Disposable nappies, pull-ups and pads are designed to be highly absorbent. It is important therefore to store them in a dry place, otherwise they will start to absorb moisture. So:
- DO NOT open packets until ready to use
- DO NOT store in the bathroom
- DO NOT store in a shed/garage
- DO store in original packaging.
It is important to select the right size product for your child, so the person assessing them for containment products will measure them.
- Before you put the product on your child, you need to prepare it by unfolding it, then folding it in half lengthwise. This shapes it to fit the child’s bottom, and also elevates the anti-leak cuffs. The fold will also help you to ensure the middle of the product is placed centrally, which will also help reduce the risk of leakage.
- DO NOT shake the product to ‘fluff it up’ – the absorbent granules will not then be evenly distributed throughout, and leaks can occur.
- If using an adult style nappy or ‘all-in-one’ with four sticky tabs, it is helpful to trial how the positioning of these tabs affects the fit of the product for your child and how well they contain the wee.
Some product manufacturers advise angling the top two tabs downwards, and the bottom tabs upwards in order to achieve a good fit. Other manufacturers recommend sticking the tabs around the waist, parallel to each other. What is important is to get a good seal between the legs and the groin to avoid leakage.
Individual manufacturers provide fitting guidance, often with video tutorials available online, that is specific to their product and we recommend you refer to these guidelines to assist you with fitting these products.
If your child has a sore bottom you may wish to use a barrier cream.
- DO NOT use an oil based cream, as this will coat the product and block the pores, reducing its absorbency. If the pores are blocked the product cannot wick away the wee, so it stays in contact with your child’s skin, and increases inflammation and soreness.
- DO apply any creams sparingly
- DO use a water based cream. Tip: if the cream is hard to wash off your fingers it is not water based
- DO NOT use talc – it blocks the pores of the product.
- DO use the wetness indicator on the product to monitor when it needs changing.

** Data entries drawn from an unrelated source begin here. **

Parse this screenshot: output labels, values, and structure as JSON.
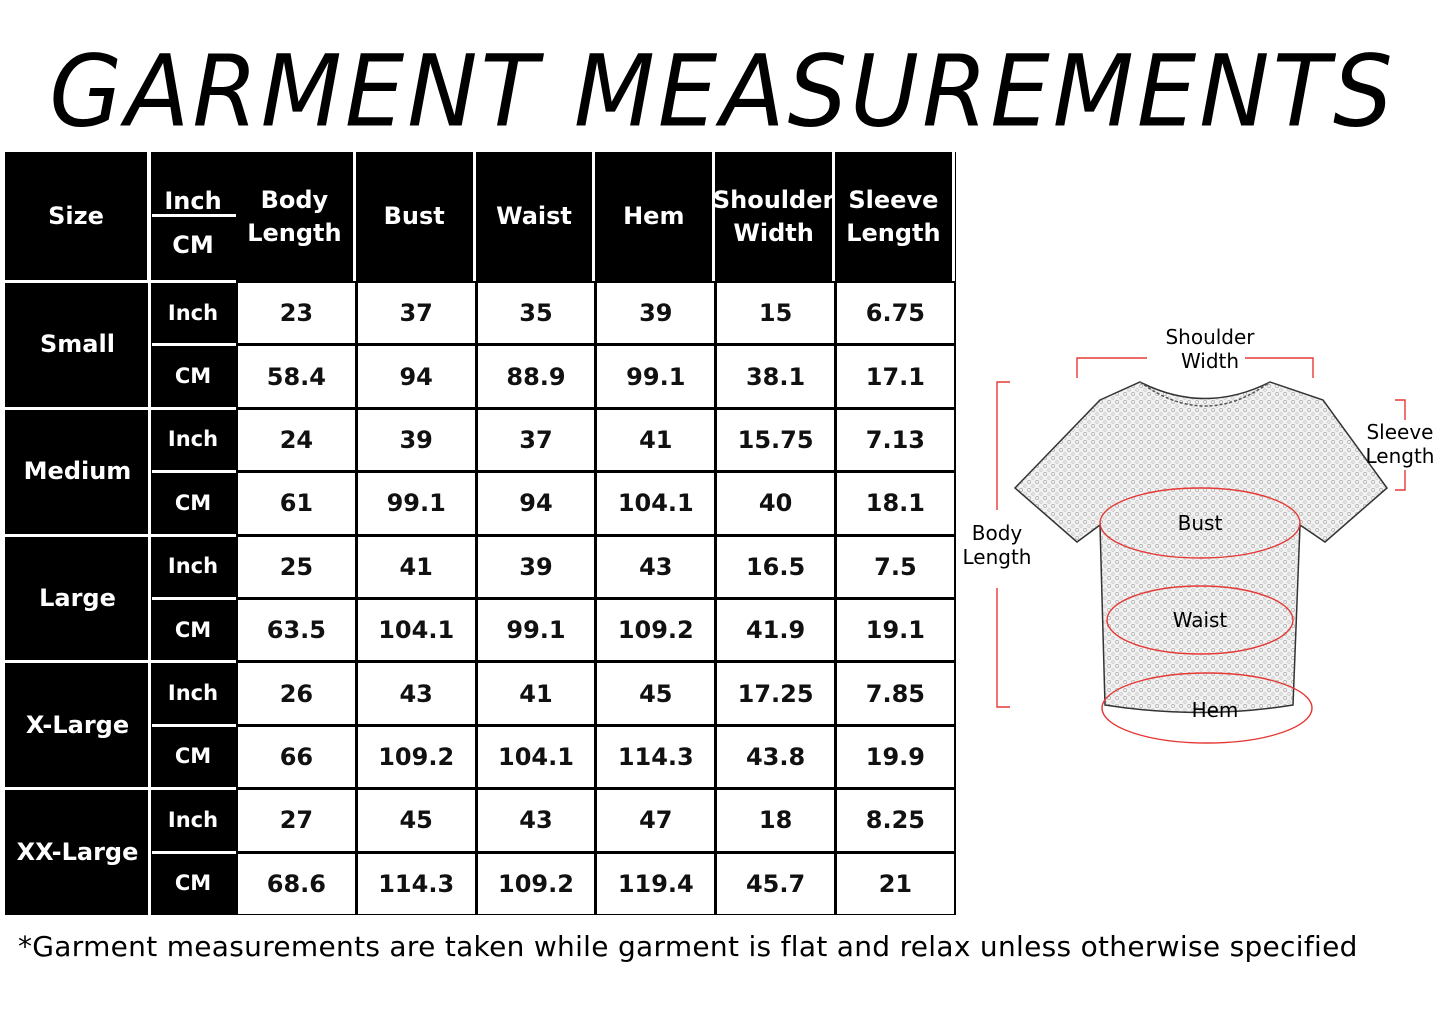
{
  "title": "GARMENT MEASUREMENTS",
  "table": {
    "header": {
      "size": "Size",
      "unit_top": "Inch",
      "unit_bottom": "CM",
      "columns": [
        "Body Length",
        "Bust",
        "Waist",
        "Hem",
        "Shoulder Width",
        "Sleeve Length"
      ]
    },
    "rows": [
      {
        "size": "Small",
        "inch_label": "Inch",
        "cm_label": "CM",
        "inch": [
          "23",
          "37",
          "35",
          "39",
          "15",
          "6.75"
        ],
        "cm": [
          "58.4",
          "94",
          "88.9",
          "99.1",
          "38.1",
          "17.1"
        ]
      },
      {
        "size": "Medium",
        "inch_label": "Inch",
        "cm_label": "CM",
        "inch": [
          "24",
          "39",
          "37",
          "41",
          "15.75",
          "7.13"
        ],
        "cm": [
          "61",
          "99.1",
          "94",
          "104.1",
          "40",
          "18.1"
        ]
      },
      {
        "size": "Large",
        "inch_label": "Inch",
        "cm_label": "CM",
        "inch": [
          "25",
          "41",
          "39",
          "43",
          "16.5",
          "7.5"
        ],
        "cm": [
          "63.5",
          "104.1",
          "99.1",
          "109.2",
          "41.9",
          "19.1"
        ]
      },
      {
        "size": "X-Large",
        "inch_label": "Inch",
        "cm_label": "CM",
        "inch": [
          "26",
          "43",
          "41",
          "45",
          "17.25",
          "7.85"
        ],
        "cm": [
          "66",
          "109.2",
          "104.1",
          "114.3",
          "43.8",
          "19.9"
        ]
      },
      {
        "size": "XX-Large",
        "inch_label": "Inch",
        "cm_label": "CM",
        "inch": [
          "27",
          "45",
          "43",
          "47",
          "18",
          "8.25"
        ],
        "cm": [
          "68.6",
          "114.3",
          "109.2",
          "119.4",
          "45.7",
          "21"
        ]
      }
    ]
  },
  "diagram": {
    "shoulder_width": "Shoulder Width",
    "sleeve_length": "Sleeve Length",
    "body_length": "Body Length",
    "bust": "Bust",
    "waist": "Waist",
    "hem": "Hem",
    "marker_color": "#e53935",
    "icon": "t-shirt-icon"
  },
  "footnote": "*Garment measurements are taken while garment is flat and relax unless otherwise specified"
}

The indicators may blur or change colour – look for information about this on the packaging. Today’s disposable containment products are cleverly made, usually with a three layer system, which means they are extremely absorbent and only need changing when fully wet, or when the child has soiled.

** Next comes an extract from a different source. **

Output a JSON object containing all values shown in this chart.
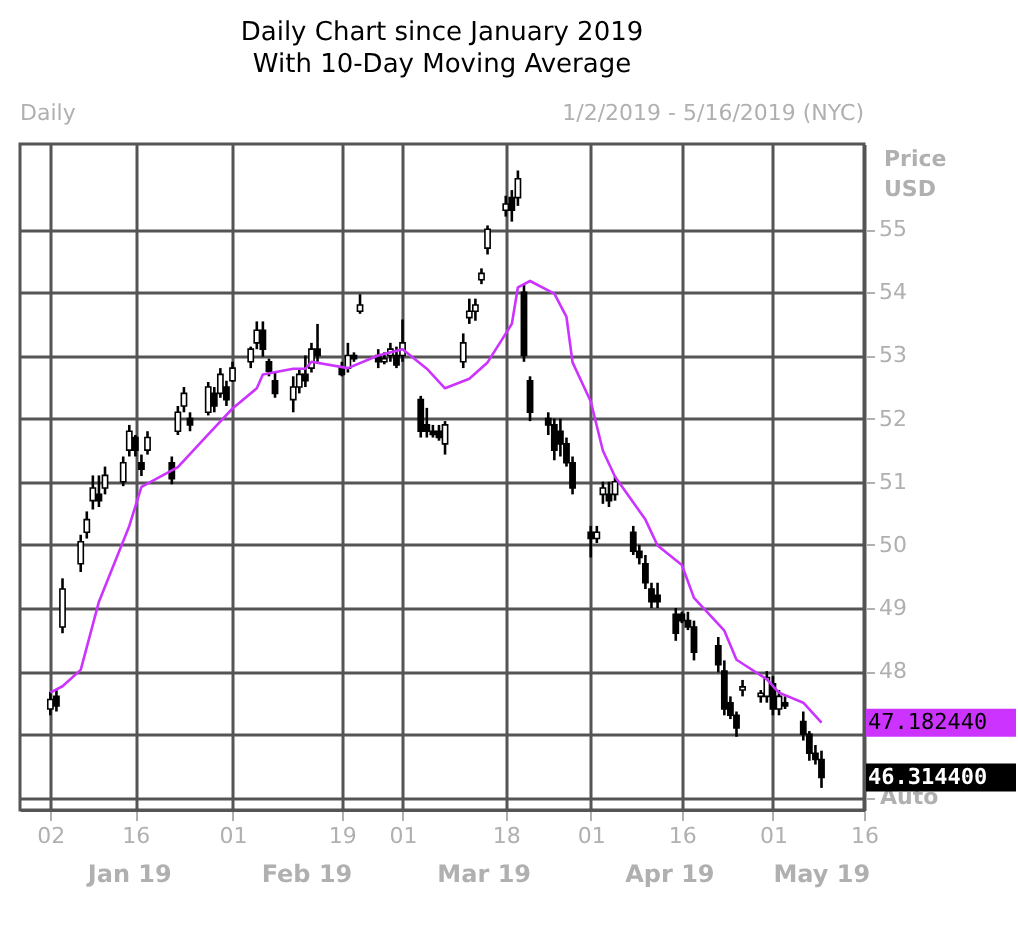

- DO NOT worry about the child being smelly if you leave a partially wet product on them - the granules contain a natural deodoriser and they have a low pH to reduce bacterial growth.
If you are going out for the day, or your child is very wet at night, you may look for ways to make the product more absorbent.
- DO ask whoever assesses your child for products to review their order – they may be able to change to a more absorbent product.
- DO NOT ‘double nappy’. Putting another nappy over the top is a complete waste of a product – the nappies have a waterproof outer layer, so wee cannot be wicked to the outer product.
- DO NOT use a regular pad inside a nappy or pull-up – they have waterproof backing so the wee cannot be absorbed properly by the nappy. The wee will spill over the sides of the pad and may increase leaks rather than prevent them!
- DO use a special insert to increase absorbency – one without a waterproof backing. Ask whoever orders your child’s products for information. These inserts can also be used for girls during their periods, or for any child who is soiling frequently – the insert can protect the main product.
NB Always ask your health care professional to assess your child if they are pooing more than three times a day – this could be due to constipation and overflow, or to an absorption problem.